I want to focus on the title story, “Farthest South.” The narrator’s grandfather leads an expedition of children and a penguin named Franklin to the south pole. Although optimistic at first, the journey begins to lose stability the longer they travel and the colder it gets. Toward the end of the story, the narrator reflects on what leaving home has possibly amounted to:
Above them, the dark sky is pricked with starlight. It unfurls like a sail and covers them completely. It feels as though they have truly found the end of the world. “It’s beautiful,” Franklin says. As they watch, a curtain of light, green and blue, is drawn across the southern sky. It shimmers, and bends; it points to some larger mystery; it moves as though responding to music neither of them can hear. To the questions of why one leaves the comfort of home to traverse such an inhospitable landscape, one answer might be this, the very thing they are witnessing.
The old saying goes that it’s not about the destination but the journey. Can you speak more about “Farthest South” and the importance of experiencing a journey to the characters in your work.

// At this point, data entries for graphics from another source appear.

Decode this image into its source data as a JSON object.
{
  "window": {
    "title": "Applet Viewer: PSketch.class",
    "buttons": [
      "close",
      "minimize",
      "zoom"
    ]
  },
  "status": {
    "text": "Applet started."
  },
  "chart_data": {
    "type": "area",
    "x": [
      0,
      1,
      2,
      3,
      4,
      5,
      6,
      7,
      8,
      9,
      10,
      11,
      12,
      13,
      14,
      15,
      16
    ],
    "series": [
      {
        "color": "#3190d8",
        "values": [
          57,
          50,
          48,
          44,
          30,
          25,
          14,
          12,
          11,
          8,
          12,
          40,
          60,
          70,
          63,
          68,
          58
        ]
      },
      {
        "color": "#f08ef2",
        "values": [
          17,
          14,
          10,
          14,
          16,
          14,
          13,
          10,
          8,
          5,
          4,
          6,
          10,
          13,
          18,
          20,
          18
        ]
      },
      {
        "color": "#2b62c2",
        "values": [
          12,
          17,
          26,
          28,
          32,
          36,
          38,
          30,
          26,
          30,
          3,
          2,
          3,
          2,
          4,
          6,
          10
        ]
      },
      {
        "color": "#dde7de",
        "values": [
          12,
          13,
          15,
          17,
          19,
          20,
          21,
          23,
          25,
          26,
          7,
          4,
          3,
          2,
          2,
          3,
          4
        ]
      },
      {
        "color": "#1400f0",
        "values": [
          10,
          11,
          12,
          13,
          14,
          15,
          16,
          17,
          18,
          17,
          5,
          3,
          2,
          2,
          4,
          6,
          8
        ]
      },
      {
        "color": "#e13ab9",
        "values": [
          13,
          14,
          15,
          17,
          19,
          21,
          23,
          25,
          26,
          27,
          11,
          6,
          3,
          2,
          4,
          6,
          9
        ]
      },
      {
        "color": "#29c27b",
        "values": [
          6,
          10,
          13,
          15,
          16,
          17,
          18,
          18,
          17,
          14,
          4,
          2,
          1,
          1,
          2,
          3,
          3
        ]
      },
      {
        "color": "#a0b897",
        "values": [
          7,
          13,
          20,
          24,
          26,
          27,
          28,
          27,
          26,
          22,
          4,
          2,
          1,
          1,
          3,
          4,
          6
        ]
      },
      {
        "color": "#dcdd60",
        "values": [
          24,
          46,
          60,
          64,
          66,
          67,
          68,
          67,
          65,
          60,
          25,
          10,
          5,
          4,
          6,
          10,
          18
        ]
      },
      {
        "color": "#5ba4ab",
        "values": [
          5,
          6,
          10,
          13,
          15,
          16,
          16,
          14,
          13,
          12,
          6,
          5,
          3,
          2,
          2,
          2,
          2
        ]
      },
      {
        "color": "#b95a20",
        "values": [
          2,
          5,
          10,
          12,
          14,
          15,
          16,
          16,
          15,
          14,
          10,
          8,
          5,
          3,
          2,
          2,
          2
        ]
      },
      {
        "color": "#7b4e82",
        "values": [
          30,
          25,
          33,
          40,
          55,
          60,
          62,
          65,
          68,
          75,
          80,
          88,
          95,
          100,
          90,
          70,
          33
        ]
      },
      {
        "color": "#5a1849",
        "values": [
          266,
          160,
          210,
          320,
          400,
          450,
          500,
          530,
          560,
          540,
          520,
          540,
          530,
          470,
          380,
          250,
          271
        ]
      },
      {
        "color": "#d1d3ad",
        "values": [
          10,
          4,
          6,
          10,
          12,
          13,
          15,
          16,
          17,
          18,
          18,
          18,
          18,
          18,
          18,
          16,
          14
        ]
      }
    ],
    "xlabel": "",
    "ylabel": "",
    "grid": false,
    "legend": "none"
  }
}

Yes, of course, and just generally, if a story isn’t transportive, if it doesn’t take you along, what good is it? Journeys are wonderful for fiction. “Farthest South” is a story I’d hoped would find traction as a piece of historical fiction about the race to the South Pole, similar to other stories I’d written before (for some reason I keep going back to ice, and starvation, and long, decimating expeditions—I’m fun at parties, as you might imagine!). But as I was writing it, I could never quite settle into the narrative groove—it kept bending on me and feeling very false. Sometimes this is fatal to a story and the thing to do is just scrap the work and pull it for parts. But I kept returning to this one to mess around for some reason, there was something to it that felt almost right, and so I began adjusting the levers and volume knobs to see if anything stuck. Pretty soon we left the realm of realism (talking penguin), and upped the stakes a bit (the crew he’s essentially walking into this bleakness, and trying to comfort as he does so, became a crew of children he is in fact quite frightened of). And once the crew became children, I saw that what I was truly interested in had less to do with representing a historical expedition and more to do with externalizing and giving physical shape to parental anxiety, joy, and regret. Do we all bring our children to the frozen sub-continent and tell them stories about how heroic they are being in the face of our own personal failings? Probably not. But don’t we all realize, perhaps a little too late, that it can be damaging to insist that the stuff you care about is the stuff everyone in your orbit has to care about and sacrifice for? And even when we do realize that, is there still some part of us that pushes back and wants to say: well, yes, but what I am doing is more important than what you are doing, and therefore the pain I’ve caused is worth it? And “Farthest South” is the story of a character rounding the bend on those negotiations with himself and his family, in a fever-dream sort of way, and his journey is, to some degree, coming to glimpse what he’s done and where it’s left him.
What projects are you currently working on or do you have planned for the future?
I’m in the final stages of revision on a historical novel set at the end of the 19th century. It’s been an exhausting, wonderful process (and my wife jokes that if she sees one more book titled Men, Ice, & Whales she’s going to scream) and I am almost done. And my next project, once that is wrapped up, will be music related, I hope. Music is the great palate-cleanser for me; for some reason, writing and recording music helps me move from one writing project to the next.
What writing advice would you give your younger self?
Read everything you can get your hands on and finish only the work that brings you joy. I can’t believe it’s taken me this long to figure that out.